Arguably the current crisis would not be so severe if the international monetary system was conducted in the pre-Euro Zone mode e.g., each country in the Euro Zone dealing in its own national currency. Europe may also be better served by an expanded free trade area. Countries on the continent of Europe have been trading with each other for centuries, do we really need the EU to act as a ‘middle man’?

The current global financial and economic crises are a matter of serious concern. All leaders in the international community must take decisive and urgent action. Procrastination undermines confidence in financial and industrial economic activity thus contributing to a slowdown in growth

This financial crisis is not only an economic concern, but also a threat to global peace and security.

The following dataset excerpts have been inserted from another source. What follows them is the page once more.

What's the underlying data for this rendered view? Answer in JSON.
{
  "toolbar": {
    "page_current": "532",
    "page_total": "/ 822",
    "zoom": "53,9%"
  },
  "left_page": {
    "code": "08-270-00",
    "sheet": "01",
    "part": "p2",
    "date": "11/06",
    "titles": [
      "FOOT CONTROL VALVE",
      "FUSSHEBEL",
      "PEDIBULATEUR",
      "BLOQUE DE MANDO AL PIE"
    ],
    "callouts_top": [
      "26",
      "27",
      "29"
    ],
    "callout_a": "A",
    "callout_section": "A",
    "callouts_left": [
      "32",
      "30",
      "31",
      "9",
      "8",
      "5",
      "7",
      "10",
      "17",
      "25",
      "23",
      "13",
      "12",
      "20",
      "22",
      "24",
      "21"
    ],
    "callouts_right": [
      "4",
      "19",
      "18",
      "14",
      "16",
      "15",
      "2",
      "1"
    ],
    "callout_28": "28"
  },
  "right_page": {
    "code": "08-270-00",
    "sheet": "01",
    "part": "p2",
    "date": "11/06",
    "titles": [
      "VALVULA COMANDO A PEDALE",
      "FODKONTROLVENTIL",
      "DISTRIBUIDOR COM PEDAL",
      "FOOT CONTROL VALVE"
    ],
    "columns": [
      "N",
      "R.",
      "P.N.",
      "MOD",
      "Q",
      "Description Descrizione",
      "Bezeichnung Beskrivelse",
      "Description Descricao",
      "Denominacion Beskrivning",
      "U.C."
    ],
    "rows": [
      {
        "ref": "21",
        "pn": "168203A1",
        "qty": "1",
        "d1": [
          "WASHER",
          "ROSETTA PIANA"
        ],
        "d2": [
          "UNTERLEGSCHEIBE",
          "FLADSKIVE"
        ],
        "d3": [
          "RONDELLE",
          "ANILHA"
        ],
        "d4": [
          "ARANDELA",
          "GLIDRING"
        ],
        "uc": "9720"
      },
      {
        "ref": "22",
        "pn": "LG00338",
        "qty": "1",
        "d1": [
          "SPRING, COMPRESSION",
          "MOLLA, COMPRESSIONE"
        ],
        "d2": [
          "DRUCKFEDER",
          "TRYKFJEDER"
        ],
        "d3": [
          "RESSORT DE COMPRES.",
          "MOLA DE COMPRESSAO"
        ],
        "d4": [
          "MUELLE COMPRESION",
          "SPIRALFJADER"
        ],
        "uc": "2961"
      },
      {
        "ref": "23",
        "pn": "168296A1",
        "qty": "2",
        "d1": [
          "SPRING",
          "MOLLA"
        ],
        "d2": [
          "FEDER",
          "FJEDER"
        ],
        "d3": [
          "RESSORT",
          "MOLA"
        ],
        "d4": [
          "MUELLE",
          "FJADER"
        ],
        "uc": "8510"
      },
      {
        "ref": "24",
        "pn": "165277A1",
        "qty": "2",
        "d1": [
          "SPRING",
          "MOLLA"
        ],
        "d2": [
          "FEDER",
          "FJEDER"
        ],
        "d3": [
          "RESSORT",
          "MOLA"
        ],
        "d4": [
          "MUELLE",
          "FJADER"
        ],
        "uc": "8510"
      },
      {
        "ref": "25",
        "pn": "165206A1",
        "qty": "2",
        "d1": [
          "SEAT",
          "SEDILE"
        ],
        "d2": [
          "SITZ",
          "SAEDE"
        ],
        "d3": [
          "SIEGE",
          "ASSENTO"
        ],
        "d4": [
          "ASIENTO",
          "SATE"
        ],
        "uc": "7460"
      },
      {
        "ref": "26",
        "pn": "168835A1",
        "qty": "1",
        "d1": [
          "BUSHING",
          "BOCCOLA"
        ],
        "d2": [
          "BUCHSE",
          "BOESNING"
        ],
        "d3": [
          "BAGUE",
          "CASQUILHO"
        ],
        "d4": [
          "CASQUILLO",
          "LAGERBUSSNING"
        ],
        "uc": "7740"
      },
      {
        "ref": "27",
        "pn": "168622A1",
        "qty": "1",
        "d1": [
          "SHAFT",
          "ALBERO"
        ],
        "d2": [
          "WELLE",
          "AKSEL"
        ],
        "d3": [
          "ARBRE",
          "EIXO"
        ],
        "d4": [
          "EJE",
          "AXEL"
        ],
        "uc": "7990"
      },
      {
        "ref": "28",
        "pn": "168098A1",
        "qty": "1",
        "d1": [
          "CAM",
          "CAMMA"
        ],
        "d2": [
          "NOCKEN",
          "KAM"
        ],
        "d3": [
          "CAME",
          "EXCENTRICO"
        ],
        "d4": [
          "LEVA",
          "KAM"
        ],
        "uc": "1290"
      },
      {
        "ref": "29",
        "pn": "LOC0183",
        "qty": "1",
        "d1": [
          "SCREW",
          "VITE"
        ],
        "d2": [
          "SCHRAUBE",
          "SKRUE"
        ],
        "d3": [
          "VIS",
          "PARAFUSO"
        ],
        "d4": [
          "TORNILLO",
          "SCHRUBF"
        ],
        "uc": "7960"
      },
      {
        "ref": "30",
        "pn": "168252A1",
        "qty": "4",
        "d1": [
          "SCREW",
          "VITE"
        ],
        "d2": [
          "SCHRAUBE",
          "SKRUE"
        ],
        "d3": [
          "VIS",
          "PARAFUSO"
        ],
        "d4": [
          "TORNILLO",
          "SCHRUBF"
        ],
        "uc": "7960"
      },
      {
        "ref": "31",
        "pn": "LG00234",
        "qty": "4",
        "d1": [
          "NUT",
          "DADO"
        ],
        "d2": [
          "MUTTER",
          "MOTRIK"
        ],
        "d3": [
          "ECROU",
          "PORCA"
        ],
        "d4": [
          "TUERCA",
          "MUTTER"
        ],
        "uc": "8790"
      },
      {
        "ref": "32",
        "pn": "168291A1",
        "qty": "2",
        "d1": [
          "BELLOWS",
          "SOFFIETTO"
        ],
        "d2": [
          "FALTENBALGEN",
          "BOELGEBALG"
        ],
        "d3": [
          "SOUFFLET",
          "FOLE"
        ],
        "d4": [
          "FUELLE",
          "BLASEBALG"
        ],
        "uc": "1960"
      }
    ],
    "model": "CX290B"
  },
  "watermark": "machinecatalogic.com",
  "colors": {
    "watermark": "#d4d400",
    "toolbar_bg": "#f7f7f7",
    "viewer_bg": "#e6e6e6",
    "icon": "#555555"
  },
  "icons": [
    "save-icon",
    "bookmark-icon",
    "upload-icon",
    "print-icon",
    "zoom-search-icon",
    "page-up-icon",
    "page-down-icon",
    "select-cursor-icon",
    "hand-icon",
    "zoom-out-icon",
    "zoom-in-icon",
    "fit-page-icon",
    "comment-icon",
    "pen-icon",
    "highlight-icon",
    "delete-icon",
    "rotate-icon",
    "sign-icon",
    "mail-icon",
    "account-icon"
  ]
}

The international community must convene not only the political leaders but also the leaders in the fields of banking, finance and industry to create innovative solutions. The International Monetary Fund is already working to try and help to resolve the Euro Zone crisis as well as monitoring the wider impact on the global economy.

Finally, the United Nations must be alert to the possibility of civil unrest in those countries hit hardest by these times of austerity, also realising that this could have knock-on effects in this closely interconnected world. The effects of globalisation make this an even more worrying and unpredictable situation we’re facing.

David Thomas has been a member of UNA-UK since 1995. A retired Home Office civil servant living in Porthcawl, Mid Glamorgan, he remains active in local politics.